McIntyre has written thousands of articles for 24/7 Wall St. He is an expert on corporate finance, the automotive industry, media companies and international finance. He has edited articles on national demographics, sports, personal income and travel.

His work has been quoted or mentioned in The New York Times, The Wall Street Journal, Los Angeles Times, The Washington Post, NBC News, Time, The New Yorker, HuffPost USA Today, Business Insider, Yahoo, AOL, MarketWatch, The Atlantic, Bloomberg, New York Post, Chicago Tribune, Forbes, The Guardian and many other major publications. McIntyre has been a guest on CNBC, the BBC and television and radio stations across the country.

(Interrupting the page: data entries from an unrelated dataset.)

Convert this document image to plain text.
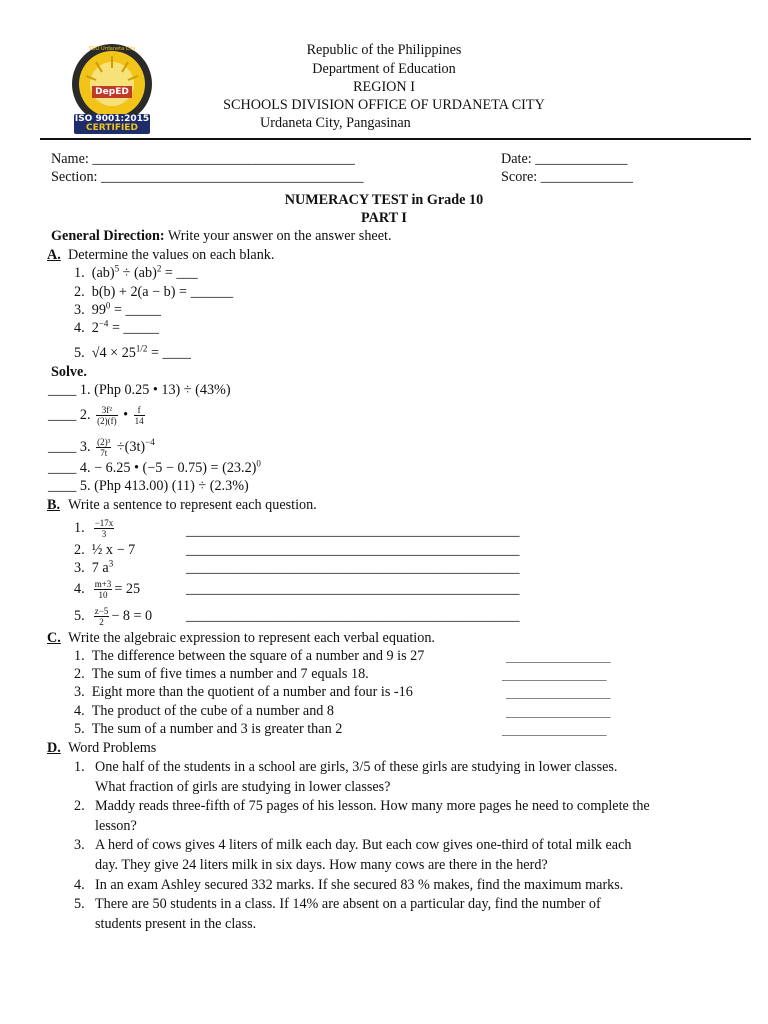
SDO Urdaneta City
DepED
ISO 9001:2015
CERTIFIED
Republic of the Philippines
Department of Education
REGION I
SCHOOLS DIVISION OFFICE OF URDANETA CITY
Urdaneta City, Pangasinan
Name: _____________________________________
Section: _____________________________________
Date: _____________
Score: _____________
NUMERACY TEST in Grade 10
PART I
General Direction: Write your answer on the answer sheet.
A. Determine the values on each blank.
1. (ab)$^5$ ÷ (ab)$^2$ = ___
2. b(b) + 2(a − b) = ______
3. $99^0$ = _____
4. $2^{-4}$ = _____
5. $√4 \times 25^{1/2}$ = ____
Solve.
____ 1. (Php 0.25 • 13) ÷ (43%)
____ 2. $\frac{\text{3f²}}{(2)(f)}$ • $\frac{f}{14}$
____ 3. $\frac{\text{(2)³}}{7t} \div(3t)^{-4}$
____ 4. − 6.25 • $(-5 - 0.75) = (23.2)^0$
____ 5. (Php 413.00) (11) ÷ (2.3%)
B. Write a sentence to represent each question.
1. $\frac{-17x}{3}$
2. ½ x − 7
3. 7 $a^3$
4. $\frac{m+3}{10} = 25$
5. $\frac{z-5}{2} - 8 = 0$
_______________________________________________
_______________________________________________
_______________________________________________
_______________________________________________
_______________________________________________
C. Write the algebraic expression to represent each verbal equation.
1. The difference between the square of a number and 9 is 27
2. The sum of five times a number and 7 equals 18.
3. Eight more than the quotient of a number and four is -16
4. The product of the cube of a number and 8
5. The sum of a number and 3 is greater than 2
___________________
___________________
___________________
___________________
___________________
D. Word Problems
1. One half of the students in a school are girls, 3/5 of these girls are studying in lower classes.
What fraction of girls are studying in lower classes?
2. Maddy reads three-fifth of 75 pages of his lesson. How many more pages he need to complete the
lesson?
3. A herd of cows gives 4 liters of milk each day. But each cow gives one-third of total milk each
day. They give 24 liters milk in six days. How many cows are there in the herd?
4. In an exam Ashley secured 332 marks. If she secured 83 % makes, find the maximum marks.
5. There are 50 students in a class. If 14% are absent on a particular day, find the number of
students present in the class.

A magna cum laude graduate of Harvard College, McIntyre also was president of The Harvard Advocate. Founded in 1866, the Advocate is the oldest college publication in the United States.

TheStreet.com, Comps.com and Edgar Online are some of the public companies for which McIntyre served on the board of directors. He was a Vicinity Corporation board member when the company was sold to Microsoft in 2002. He served on the audit committees of some of these companies.

McIntyre has been the CEO of FutureSource, a provider of trading terminals and news to commodities and futures traders. He was president of Switchboard, the online phone directory company. He served as chairman and CEO of On2 Technologies, the video compression company that provided video compression software for Adobe’s Flash. Google bought On2 in 2009.